Direct Memory Access (DMA):
Allows devices to transfer data directly to memory without CPU involvement, increasing efficiency, especially in multi-channel DMA setups.

Question 5

I/O Hardware

Answer 5

Block vs. Character Devices:
Block Devices: Use fixed-size blocks with addresses and allow independent read/write operations (e.g., storage devices).
Character Devices: Stream data without addressability (e.g., printers, keyboards).

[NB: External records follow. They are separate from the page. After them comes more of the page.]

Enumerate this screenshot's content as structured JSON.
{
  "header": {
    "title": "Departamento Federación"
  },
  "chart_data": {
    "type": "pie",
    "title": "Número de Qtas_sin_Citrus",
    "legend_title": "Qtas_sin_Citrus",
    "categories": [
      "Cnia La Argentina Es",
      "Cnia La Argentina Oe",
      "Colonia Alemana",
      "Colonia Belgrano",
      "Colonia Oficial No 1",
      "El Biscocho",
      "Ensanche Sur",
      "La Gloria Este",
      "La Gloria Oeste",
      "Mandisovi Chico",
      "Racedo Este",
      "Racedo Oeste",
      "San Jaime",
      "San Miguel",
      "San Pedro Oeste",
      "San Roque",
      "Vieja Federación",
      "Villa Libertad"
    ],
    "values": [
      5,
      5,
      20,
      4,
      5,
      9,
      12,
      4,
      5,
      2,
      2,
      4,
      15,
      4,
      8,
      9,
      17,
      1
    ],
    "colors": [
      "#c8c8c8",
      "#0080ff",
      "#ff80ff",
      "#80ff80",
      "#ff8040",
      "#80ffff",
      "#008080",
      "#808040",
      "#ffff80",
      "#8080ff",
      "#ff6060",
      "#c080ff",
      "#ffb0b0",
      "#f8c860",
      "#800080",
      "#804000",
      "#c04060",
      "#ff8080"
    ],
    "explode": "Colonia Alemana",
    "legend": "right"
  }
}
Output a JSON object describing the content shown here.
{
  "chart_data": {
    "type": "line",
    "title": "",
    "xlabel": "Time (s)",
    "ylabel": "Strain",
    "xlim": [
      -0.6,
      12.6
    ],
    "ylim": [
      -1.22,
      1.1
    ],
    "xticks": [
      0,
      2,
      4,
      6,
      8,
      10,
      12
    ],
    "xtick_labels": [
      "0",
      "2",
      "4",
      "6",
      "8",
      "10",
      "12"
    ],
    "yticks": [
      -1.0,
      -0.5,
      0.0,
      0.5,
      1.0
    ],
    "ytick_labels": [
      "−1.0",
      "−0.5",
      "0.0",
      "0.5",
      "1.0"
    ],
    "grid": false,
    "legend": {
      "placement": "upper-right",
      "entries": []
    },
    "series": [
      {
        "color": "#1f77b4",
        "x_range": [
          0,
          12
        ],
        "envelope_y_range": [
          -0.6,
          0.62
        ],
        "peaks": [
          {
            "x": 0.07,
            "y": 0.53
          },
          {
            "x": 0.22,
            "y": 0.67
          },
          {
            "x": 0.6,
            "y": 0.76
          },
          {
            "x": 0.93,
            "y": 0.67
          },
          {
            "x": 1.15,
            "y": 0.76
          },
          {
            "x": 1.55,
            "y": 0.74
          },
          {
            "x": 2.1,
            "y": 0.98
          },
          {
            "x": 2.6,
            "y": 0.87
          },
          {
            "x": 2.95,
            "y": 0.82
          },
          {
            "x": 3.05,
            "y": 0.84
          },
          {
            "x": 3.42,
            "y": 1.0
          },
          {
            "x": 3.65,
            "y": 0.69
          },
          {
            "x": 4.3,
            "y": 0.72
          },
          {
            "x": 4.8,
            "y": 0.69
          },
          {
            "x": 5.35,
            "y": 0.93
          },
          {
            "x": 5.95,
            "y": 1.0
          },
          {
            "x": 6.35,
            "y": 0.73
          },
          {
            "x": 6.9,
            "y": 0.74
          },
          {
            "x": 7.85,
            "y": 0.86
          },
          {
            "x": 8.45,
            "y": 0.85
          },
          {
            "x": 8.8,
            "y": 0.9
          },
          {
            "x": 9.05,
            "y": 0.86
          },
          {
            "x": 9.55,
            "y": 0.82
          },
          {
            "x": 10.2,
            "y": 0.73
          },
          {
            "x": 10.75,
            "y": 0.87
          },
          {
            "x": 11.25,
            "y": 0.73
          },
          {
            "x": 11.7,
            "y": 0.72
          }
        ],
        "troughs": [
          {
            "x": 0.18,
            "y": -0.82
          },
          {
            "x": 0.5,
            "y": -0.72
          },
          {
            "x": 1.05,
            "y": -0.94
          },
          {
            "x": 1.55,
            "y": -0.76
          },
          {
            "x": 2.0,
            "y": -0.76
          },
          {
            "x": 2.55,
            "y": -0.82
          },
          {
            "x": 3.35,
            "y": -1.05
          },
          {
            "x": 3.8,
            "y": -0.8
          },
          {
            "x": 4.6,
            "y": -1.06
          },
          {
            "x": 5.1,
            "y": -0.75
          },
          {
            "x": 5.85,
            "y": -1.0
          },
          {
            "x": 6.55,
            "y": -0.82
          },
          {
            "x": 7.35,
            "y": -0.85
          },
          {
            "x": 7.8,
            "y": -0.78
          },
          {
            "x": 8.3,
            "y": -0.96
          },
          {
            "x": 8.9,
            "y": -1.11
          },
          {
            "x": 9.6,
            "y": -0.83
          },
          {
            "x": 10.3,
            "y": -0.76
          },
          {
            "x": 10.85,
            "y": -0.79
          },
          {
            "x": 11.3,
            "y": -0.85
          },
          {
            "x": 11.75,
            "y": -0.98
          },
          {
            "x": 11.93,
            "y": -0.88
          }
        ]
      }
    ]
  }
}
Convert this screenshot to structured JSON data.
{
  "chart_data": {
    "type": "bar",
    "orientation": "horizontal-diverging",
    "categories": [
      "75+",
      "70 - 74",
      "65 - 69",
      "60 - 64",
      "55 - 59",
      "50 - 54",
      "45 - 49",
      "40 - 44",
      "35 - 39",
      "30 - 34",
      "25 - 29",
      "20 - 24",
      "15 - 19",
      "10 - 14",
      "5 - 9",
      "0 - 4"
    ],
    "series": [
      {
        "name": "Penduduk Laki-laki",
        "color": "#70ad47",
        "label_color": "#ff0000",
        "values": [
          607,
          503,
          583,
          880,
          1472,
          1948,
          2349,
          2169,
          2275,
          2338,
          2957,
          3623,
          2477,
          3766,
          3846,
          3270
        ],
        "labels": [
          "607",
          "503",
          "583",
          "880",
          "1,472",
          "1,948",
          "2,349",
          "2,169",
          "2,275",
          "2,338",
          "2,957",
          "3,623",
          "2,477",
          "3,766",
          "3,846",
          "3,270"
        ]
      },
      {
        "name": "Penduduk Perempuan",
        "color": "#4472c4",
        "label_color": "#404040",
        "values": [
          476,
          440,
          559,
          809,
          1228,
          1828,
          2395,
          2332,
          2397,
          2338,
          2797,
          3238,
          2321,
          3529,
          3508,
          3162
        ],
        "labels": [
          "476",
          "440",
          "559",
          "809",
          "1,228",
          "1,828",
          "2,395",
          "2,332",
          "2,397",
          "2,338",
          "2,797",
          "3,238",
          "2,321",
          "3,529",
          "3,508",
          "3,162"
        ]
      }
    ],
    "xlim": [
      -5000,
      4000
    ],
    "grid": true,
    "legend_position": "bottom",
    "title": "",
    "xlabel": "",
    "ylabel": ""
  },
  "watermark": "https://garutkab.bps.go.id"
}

Direct Memory Access (DMA):
Purpose: Reduces CPU involvement in data transfer, allowing data to move directly between I/O devices and memory.
Types:
Single Transfer DMA: Manages one data transfer at a time.
Multi-Channel DMA: Supports multiple concurrent transfers, increasing efficiency.

Question 6

I/O Management in Operating Systems

Answer 6

Complex Device Interfaces:
OS abstracts complex, low-level hardware interfaces, simplifying access for users.
Device Driver Structure:

Components:
Upper Half: Handles I/O requests from processes.
Lower Half: Activated by interrupts from devices, completing I/O tasks.

Abstractions:
Interface Abstraction: Provides a consistent I/O interface, balancing simplicity, flexibility, and efficiency.
Driver Abstraction: Addresses different needs (e.g., synchronous vs. asynchronous I/O).
Open-Read-Write-Close Paradigm: Standardized operations for I/O interaction, making devices accessible through a unified API (e.g., Unix treats devices as “files”).

Memory-Mapped I/O:
Maps device control registers into the memory address space, allowing efficient communication between CPU and devices.
Used in systems like x86 with protected spaces for device data and I/O ports.

Question 7

Understanding Interrupts

Answer 7

Interrupt Handling:
Process: An I/O device signals when it finishes its task, triggering an interrupt.
Handling Steps:
The interrupt controller checks priority, signals the CPU, which pauses its current task.
The CPU fetches a new program counter to handle the interrupt, then resumes its previous task after completion.

Interrupt Vector:
A table that guides the CPU to handle various types of interrupts.
The CPU temporarily prevents other interrupts during processing, preserving system stability.

Types of Interrupts:
Trap: A deliberate interrupt triggered by the program.
Fault/Exception: An unintentional interrupt triggered by errors in program execution (e.g., division by zero).